“About all you can do in life is be who you are. Some people will love you for you. Most will love you for what you can do for them, and some won’t like you at all.”
Rita Mae Brown
When I originally wrote It Takes Courage To Break Up (Yeah I Said It!) I never thought I would write an unintended follow up. I promise you I am not looking for sympathy, although if you happen to be offering any empathy I’d gladly take a sip from your cup.
Any blogger who has been doing this for any period of times knows there are many posts on the immeasurable, glass shattering impact of heartbreak and relationship break up; therefore I boldly want to go where most bloggers fear to tread and attempt to restore balance. I want to offer you the perspective of someone who recently had the misfortune of bearing the responsibility for a relationship break up.
This post is not an attempt to justify some of the inhumane and cruel ways that some people end relationships, but no matter what you may read in the Google search results, James Ingram was right when he sang “There’s no easy way to break somebody’s heart”
I think sometimes people make the assumption that the person who has initiated the break up has done so on a whim or that it was a simple decision. In my case it took the best part of a decade and during that time period the last thing I wanted to do is be partly responsible for the demise of a relationship.

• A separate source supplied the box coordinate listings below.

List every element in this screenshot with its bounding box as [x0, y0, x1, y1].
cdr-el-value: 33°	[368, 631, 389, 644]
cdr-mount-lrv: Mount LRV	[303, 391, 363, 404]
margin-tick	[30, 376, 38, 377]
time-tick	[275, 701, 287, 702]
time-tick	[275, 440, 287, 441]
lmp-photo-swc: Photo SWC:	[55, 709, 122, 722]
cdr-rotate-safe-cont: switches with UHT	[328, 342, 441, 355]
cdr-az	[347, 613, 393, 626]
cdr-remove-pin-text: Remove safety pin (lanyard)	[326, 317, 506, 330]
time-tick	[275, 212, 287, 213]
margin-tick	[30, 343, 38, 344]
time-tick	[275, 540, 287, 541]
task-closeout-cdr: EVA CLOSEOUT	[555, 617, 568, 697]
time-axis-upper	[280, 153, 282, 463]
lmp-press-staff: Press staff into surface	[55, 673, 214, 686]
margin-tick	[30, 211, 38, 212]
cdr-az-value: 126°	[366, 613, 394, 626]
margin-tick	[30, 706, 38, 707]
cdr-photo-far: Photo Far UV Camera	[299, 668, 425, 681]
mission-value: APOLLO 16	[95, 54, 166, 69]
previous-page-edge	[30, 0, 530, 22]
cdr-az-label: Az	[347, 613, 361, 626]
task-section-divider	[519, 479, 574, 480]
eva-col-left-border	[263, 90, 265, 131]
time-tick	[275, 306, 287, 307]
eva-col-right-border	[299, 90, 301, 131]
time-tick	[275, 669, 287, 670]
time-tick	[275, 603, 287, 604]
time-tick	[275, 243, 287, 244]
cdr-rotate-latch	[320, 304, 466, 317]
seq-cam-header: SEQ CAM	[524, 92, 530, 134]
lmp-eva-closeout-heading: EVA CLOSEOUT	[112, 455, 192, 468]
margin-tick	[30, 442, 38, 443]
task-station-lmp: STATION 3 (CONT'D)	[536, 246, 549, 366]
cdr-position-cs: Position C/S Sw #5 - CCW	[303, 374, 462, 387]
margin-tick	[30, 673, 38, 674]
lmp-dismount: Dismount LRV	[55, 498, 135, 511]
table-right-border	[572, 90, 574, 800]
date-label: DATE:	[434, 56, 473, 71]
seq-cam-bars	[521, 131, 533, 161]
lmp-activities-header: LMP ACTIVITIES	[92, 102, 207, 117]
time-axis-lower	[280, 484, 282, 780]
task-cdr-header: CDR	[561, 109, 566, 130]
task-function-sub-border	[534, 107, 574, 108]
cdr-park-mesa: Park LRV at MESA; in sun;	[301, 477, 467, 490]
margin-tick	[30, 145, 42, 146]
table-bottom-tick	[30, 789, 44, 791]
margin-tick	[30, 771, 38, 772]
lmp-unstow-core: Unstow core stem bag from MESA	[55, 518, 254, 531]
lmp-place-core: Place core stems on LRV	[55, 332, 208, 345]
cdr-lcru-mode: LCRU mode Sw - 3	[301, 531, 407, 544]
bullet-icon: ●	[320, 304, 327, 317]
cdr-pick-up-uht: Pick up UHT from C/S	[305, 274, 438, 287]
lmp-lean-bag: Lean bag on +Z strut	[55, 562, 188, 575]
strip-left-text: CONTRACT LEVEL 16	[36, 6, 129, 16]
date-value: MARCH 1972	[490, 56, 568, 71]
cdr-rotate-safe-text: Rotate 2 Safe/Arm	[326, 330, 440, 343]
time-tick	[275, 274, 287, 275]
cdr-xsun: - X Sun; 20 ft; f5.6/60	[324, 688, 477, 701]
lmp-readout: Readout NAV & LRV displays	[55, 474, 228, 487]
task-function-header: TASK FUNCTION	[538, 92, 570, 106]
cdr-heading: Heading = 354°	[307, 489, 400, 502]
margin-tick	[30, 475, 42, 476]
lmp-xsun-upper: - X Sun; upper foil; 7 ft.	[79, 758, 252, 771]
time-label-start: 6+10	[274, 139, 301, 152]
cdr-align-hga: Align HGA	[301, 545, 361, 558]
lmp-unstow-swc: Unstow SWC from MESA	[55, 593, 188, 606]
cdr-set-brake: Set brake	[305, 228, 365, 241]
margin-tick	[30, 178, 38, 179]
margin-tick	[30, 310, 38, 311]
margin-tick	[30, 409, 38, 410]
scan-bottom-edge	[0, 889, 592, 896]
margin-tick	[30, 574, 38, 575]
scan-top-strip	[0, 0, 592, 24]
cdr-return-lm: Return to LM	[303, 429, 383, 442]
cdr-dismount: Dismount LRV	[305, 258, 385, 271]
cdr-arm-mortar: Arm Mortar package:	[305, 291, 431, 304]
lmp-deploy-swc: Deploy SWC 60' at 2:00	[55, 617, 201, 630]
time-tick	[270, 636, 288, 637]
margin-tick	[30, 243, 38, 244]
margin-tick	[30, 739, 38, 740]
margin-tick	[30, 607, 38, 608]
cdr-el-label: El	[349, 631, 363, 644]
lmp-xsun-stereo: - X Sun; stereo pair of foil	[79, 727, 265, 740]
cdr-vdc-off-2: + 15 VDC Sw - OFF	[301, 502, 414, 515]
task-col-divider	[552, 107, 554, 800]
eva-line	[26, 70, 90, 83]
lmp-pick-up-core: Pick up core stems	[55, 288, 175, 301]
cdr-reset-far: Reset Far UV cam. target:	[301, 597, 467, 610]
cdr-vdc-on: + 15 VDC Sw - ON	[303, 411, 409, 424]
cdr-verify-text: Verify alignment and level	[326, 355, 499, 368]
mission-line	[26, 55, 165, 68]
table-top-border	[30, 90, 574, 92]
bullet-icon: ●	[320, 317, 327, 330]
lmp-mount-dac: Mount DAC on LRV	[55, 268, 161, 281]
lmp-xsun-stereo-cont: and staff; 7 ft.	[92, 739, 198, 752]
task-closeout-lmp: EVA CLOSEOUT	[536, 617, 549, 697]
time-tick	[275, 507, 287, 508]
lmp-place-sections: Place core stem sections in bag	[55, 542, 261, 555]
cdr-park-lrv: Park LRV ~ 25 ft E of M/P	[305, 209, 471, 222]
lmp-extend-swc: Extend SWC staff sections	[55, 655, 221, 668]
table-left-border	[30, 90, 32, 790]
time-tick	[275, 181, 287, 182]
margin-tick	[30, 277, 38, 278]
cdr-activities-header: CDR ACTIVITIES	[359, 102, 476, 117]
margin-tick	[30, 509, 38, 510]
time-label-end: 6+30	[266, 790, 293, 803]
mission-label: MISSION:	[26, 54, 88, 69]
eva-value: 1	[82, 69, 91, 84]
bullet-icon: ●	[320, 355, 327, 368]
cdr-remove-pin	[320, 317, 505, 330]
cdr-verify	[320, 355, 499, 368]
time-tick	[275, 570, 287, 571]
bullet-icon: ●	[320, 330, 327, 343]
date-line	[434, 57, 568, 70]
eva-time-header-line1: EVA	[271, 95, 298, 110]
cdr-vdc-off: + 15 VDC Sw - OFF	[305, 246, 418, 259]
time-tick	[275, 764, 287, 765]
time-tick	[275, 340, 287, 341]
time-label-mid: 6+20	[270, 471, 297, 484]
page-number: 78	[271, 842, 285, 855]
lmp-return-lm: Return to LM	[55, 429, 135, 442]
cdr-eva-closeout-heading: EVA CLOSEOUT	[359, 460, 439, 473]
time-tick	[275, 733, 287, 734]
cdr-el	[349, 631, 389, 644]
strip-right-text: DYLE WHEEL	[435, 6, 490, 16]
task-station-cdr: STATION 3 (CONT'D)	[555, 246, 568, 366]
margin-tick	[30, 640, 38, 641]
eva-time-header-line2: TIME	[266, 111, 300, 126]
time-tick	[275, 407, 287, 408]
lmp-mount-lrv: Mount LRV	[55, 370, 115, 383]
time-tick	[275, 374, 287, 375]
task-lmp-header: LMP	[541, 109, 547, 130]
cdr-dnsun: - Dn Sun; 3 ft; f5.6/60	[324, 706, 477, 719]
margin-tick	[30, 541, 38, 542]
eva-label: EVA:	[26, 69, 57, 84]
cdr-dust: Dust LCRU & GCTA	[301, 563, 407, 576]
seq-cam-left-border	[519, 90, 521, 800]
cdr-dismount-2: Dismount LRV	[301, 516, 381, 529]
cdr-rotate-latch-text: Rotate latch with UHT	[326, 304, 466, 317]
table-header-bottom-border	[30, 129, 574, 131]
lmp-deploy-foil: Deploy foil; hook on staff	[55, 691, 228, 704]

It isn’t the easiest process, you do feel guilty and often wonder if you did the right thing? But you really have to pay attention and listen to the rhythm of the relationship and no matter how many times you try to piece together a melody, it just can’t work if you can’t get the fundamental harmonies right.
The further time moves forward the harder it becomes to break free; because you become weighed down by friends, family and societies expectations, which more often than not is validated based on the amount of years you have accumulated in a relationship.
I think the whole point of a relationship is to help you to grow and assist you in taking a step closer to who you are, so if you remain open, growing apart helps you to identify the things you don’t want.
It’s not straightforward, especially when you have years, effort, time and children invested. I will admit that for a time it was easier to deal with my ex’s anger because it was far easier to re-affirm my reasons for wanting to break up in the first place; but no one can fire bullets forever and eventually you have to put down your weapons and understand they are human and hurting too.
It is pointless to try and explain why people enter the complex simplicity of a relationship because wanting to connect with another person is such an integral part of the human experience. That being said I never wanted to be one of those people who yearn to be in a relationship for the sake of it; I’ve never believed that having someone is better than having no one at all.
So for anyone who is about to embark on the road less travelled or is initiating a break up, I sincerely hope that you can navigate these treacherous waters with sensitivity and courage…but know that no matter what path you take prepare yourself to be the source of blame for everything that ever went wrong…at least until the dust settles.
It is important to take personal responsibility for your decisions as the “blame” game helps no one, but if you are wearing a relationship that is two sizes too small I urge you to continue to follow your path of truth, it will be hard, you will not garner much sympathy and you won’t ever be acknowledged for breaking a cycle of negativity…but it is human nature to change and evolve…
And that’s okay…
Until next time.
P.S. James Ingram it’s over to you
often easier, even when wrong, to stay in a stuck relationship than to move forward. moving forward does take huge courage.
I agree, it’s easier to stay with what is familiar even if at times it’s destructive. All I wanted was to show the other side of the coin.
LikeLiked by 2 people
basically I just said what you said!
Great minds and all that! 😊
This is really great. It truly does take courage to end a relationship that you know isn’t serving you anymore. Someone once asked me this: “have you ever considered that perhaps you staying in this relationship out of guilt and obligation and fear is preventing not only yourself from finding true happiness, but your partner as well? Don’t you think they deserve someone who loves them and is dedicated to their growth and happiness?” I think that the best decision is often the hardest decision, but I also think that you made the right decision. Perhaps it doesn’t seem that way to your ex now (or then), but I truly believe that in terms of true happiness, it’s a false belief that being with anyone is better than being with no one.
Thank you so much, it’s been a very recent experience but actually what you said is so true.
Even if I am not the one maybe there are others out there that can provide a better fitting relationship.
Thank you for your kind words.
LikeLiked by 1 person
Absolutely. You take good care 🙂
When I broke up with my ex partner I learned that it was easier for my heart to be broken than to break someone else’s.
It broke me, to break his heart and 5 years later, it still hurts knowing that I broke his heart.
However the relationship, ie; him and I together, was not healthy and I am happier and living my life with the right person for me, the way life should be lived and together for the right reasons.